Hodgson, who compared the Manchester United frontman to Brazil legend Pele during Euro 2012, said as England prepared to fly home from Polkraine:
“Of course, I think we put a lot of expectations on him.
“When he missed the first two games, we were all believing, ‘What we need to do now is get to the third game and Wayne Rooney will win us the championship.’
“That maybe was too much to ask of him. He certainly tried very hard, but he didn’t have his best game. I think he would admit that.
“That might be down to a number of factors, but I don’t think that fitness itself was a particular factor.
“Well , we do (put pressure on players), but so do other teams, don’t they? I think had Andrea Pirlo played poorly against us, it might have affected the Italians’ performance.
“I think, in all top international teams, you’re looking at one, two, possibly three individuals that everyone recognises as being exceptional world-class talents.
“When you get to the big stage, you’re hoping those players perform and show they’re world-class talents – the Maradonas that win a World Cup with his performance.”
Rooney has underperformed at the last THREE major tournaments that England have played in; 2006 and 2010 World Cups and now the 2012 Euros.
It is amazing that Rooney’s goal against Ukraine was his first in a major tournament in eight years.
Much was made of Rooney lacking match fitness and sharpness after missing the first two games of the Euros due to suspension, but Hodgson dismissed that idea insisting that it is not a matter of lacking fitness that caused Rooney to play so bad, he just did not show up on the big occasion.
“We haven’t noticed anything with his fitness levels, to be frank. We’ve monitored his fitness levels and in training he has looked very fit” said Hodgson.

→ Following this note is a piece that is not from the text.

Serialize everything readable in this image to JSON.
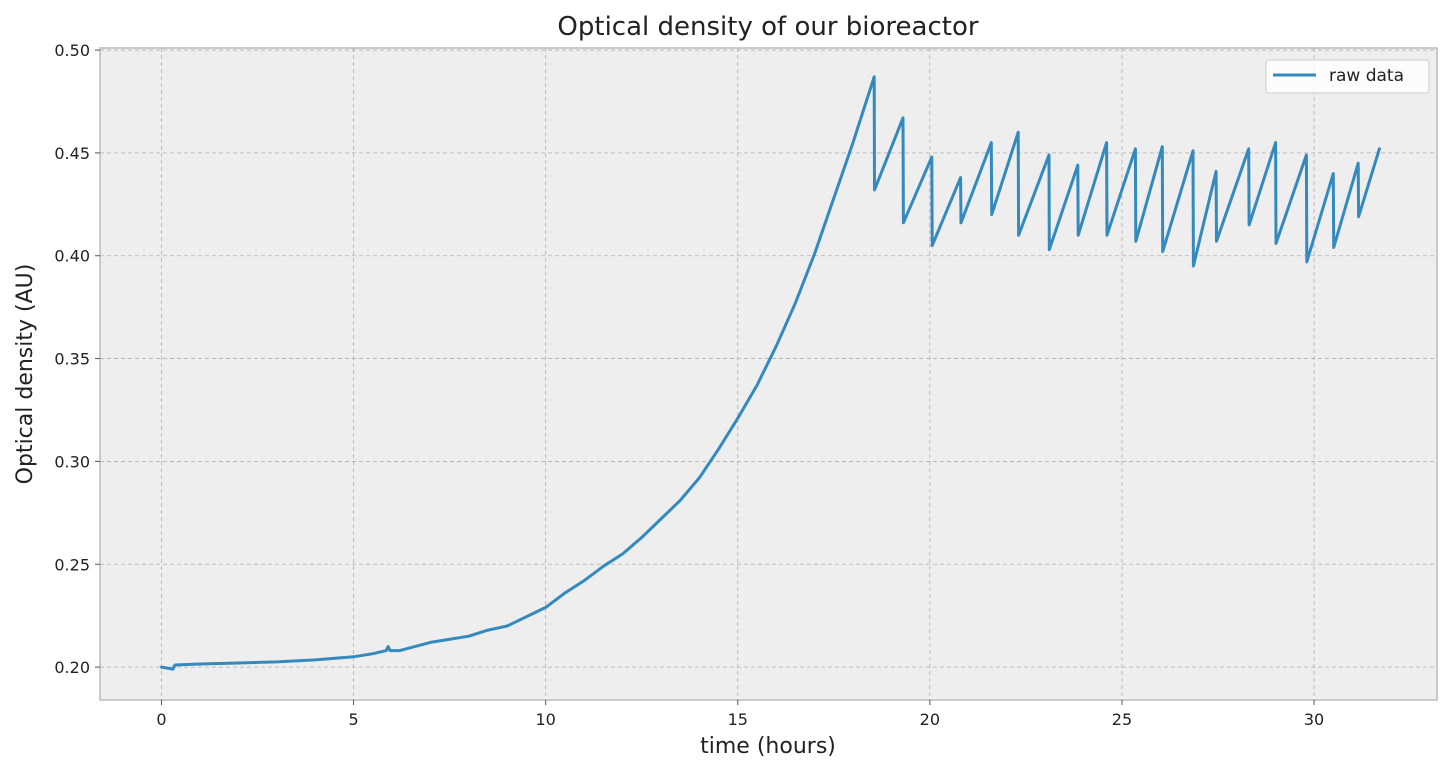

“In the first game he didn’t show any particular signs of lacking any fitness and he played the 120 minutes against Italy.

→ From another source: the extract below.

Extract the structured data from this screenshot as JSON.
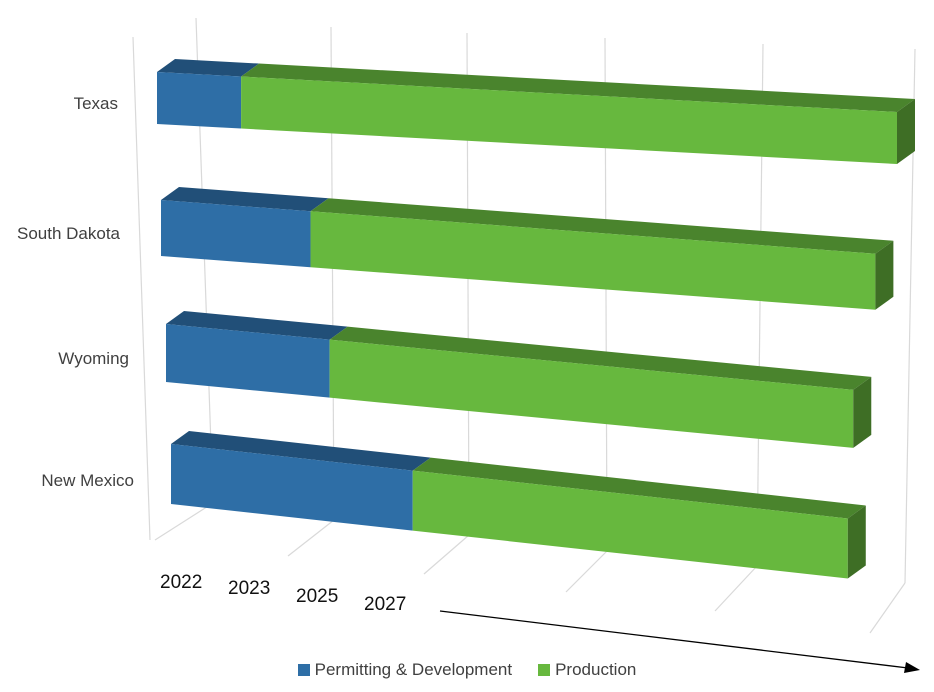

“I think what you might be saying is that you’re a bit disappointed with his performance and maybe thought he could have played better.
“It’s not necessarily related to this (fitness).
“You could put fitness down to anything. That was the classic Italian trick. Every time an Italian team loses a game, you hear they’re not fit.
“You can put a lot of things down to fitness, but there was no reason for us to doubt his fitness. His running stats in the training sessions and the games were actually very good.”
I cannot remember the last England manager to be honest and point fingers and players for not performing. It s kind of refreshing to see Hodgson do it.